The History/Future of ASCII/ANSI-Art
Anders Carlsson aka Goto80 und A. Bill Miller haben ihre Arbeit über ASCII-Art online gestellt, passend dazu der superinteressante Talk oben von Doug Moore über die Geschichte der ANSI-Art, leider nur mit miserabler Tonqualität, aber das kriegt Ihr hin, hier der Blogpost dazu.

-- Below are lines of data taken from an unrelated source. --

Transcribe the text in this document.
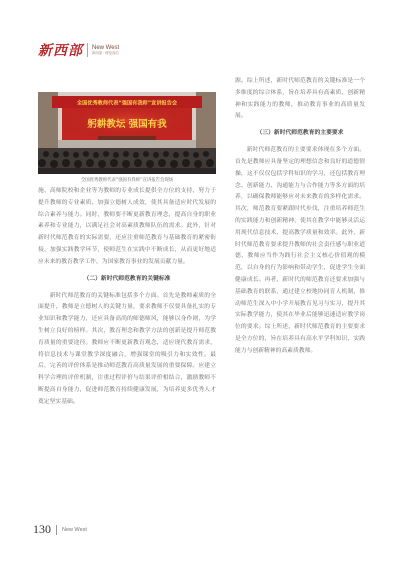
新西部 New West
新西部 · 理论前沿
全国优秀教师代表“强国有我师”宣讲报告会
躬耕教坛 强国有我
全国优秀教师代表“强国有我师”宣讲报告会现场

施、高师院校和企业等为教师的专业成长提供全方位的支持，努力于提升教师的专业素质、加强立德树人成效，使其具备适应时代发展的综合素养与能力。同时，教师要不断更新教育理念，提高自身的职业素养和专业能力，以满足社会对高素质教师队伍的需求。此外，针对新时代师范教育的实际需要，还应注重师范教育与基础教育的紧密衔接，加强实践教学环节，使师范生在实践中不断成长，从而更好地适应未来的教育教学工作，为国家教育事业的发展贡献力量。

（二）新时代师范教育的关键标准

新时代师范教育的关键标准包括多个方面。首先是教师素质的全面提升，教师是立德树人的关键力量，要求教师不仅要具备扎实的专业知识和教学能力，还应具备高尚的师德师风，能够以身作则，为学生树立良好的榜样。其次，教育理念和教学方法的创新是提升师范教育质量的重要途径。教师应不断更新教育观念，适应现代教育需求，将信息技术与课堂教学深度融合，增强课堂的吸引力和实效性。最后，完善的评价体系是推动师范教育高质量发展的重要保障。应建立科学合理的评价机制，注重过程评价与结果评价相结合，激励教师不断提高自身能力，促进师范教育持续健康发展，为培养更多优秀人才奠定坚实基础。

源。综上所述，新时代师范教育的关键标准是一个多维度的综合体系，旨在培养具有高素质、创新精神和实践能力的教师，推动教育事业的高质量发展。

（三）新时代师范教育的主要要求

新时代师范教育的主要要求体现在多个方面。首先是教师应具备坚定的理想信念和良好的道德情操，这不仅仅包括学科知识的学习，还包括教育理念、创新能力、沟通能力与合作能力等多方面的培养，以确保教师能够应对未来教育的多样化需求。其次，师范教育要紧跟时代步伐，注重培养师范生的实践能力和创新精神，使其在教学中能够灵活运用现代信息技术，提高教学质量和效率。此外，新时代师范教育要求提升教师的社会责任感与职业道德，教师应当作为践行社会主义核心价值观的模范，以自身的行为影响和带动学生，促进学生全面健康成长。再者，新时代的师范教育还要求加强与基础教育的联系，通过建立校地协同育人机制，推动师范生深入中小学开展教育见习与实习，提升其实际教学能力，使其在毕业后能够迅速适应教学岗位的要求。综上所述，新时代师范教育的主要要求是全方位的，旨在培养具有高水平学科知识、实践能力与创新精神的高素质教师。

130 New West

In 1921 Marcel Duchamp and Man Ray produced the magazine New York Dada, well known for its cover which displayed a small readymade collage surrounded entirely by the typewriter generated words New York Dada backwards. In this example the words become a pattern and incantation that reinforces dada aesthetics (Ades 2006:146,158). Theo Van Doesburg, more likely known for his paintings and contribution to De Stijl, created the visual design for the four-issue dada-constructivist magazine Mecano. Each issue included the name of the magazine as a text-diagram and presented a direct relationship between the the type characters, the image design they created, in addition to being conceptually significant (Ades 2006:261,270). Dada artists’ interest in the use of language perhaps created a unique avenue for experimentation with printed text that was visual, verbal, conceptual, and sometimes political.
Concrete poetry functions by placing equivalent importance on the form that the typographical characters are given and their semantic meanings. An early and popular example of this is Guillaume Apollinaire’s Il Pleut (1913-1916) where the meaning of the text is enhanced by its diagonal and linear presentation.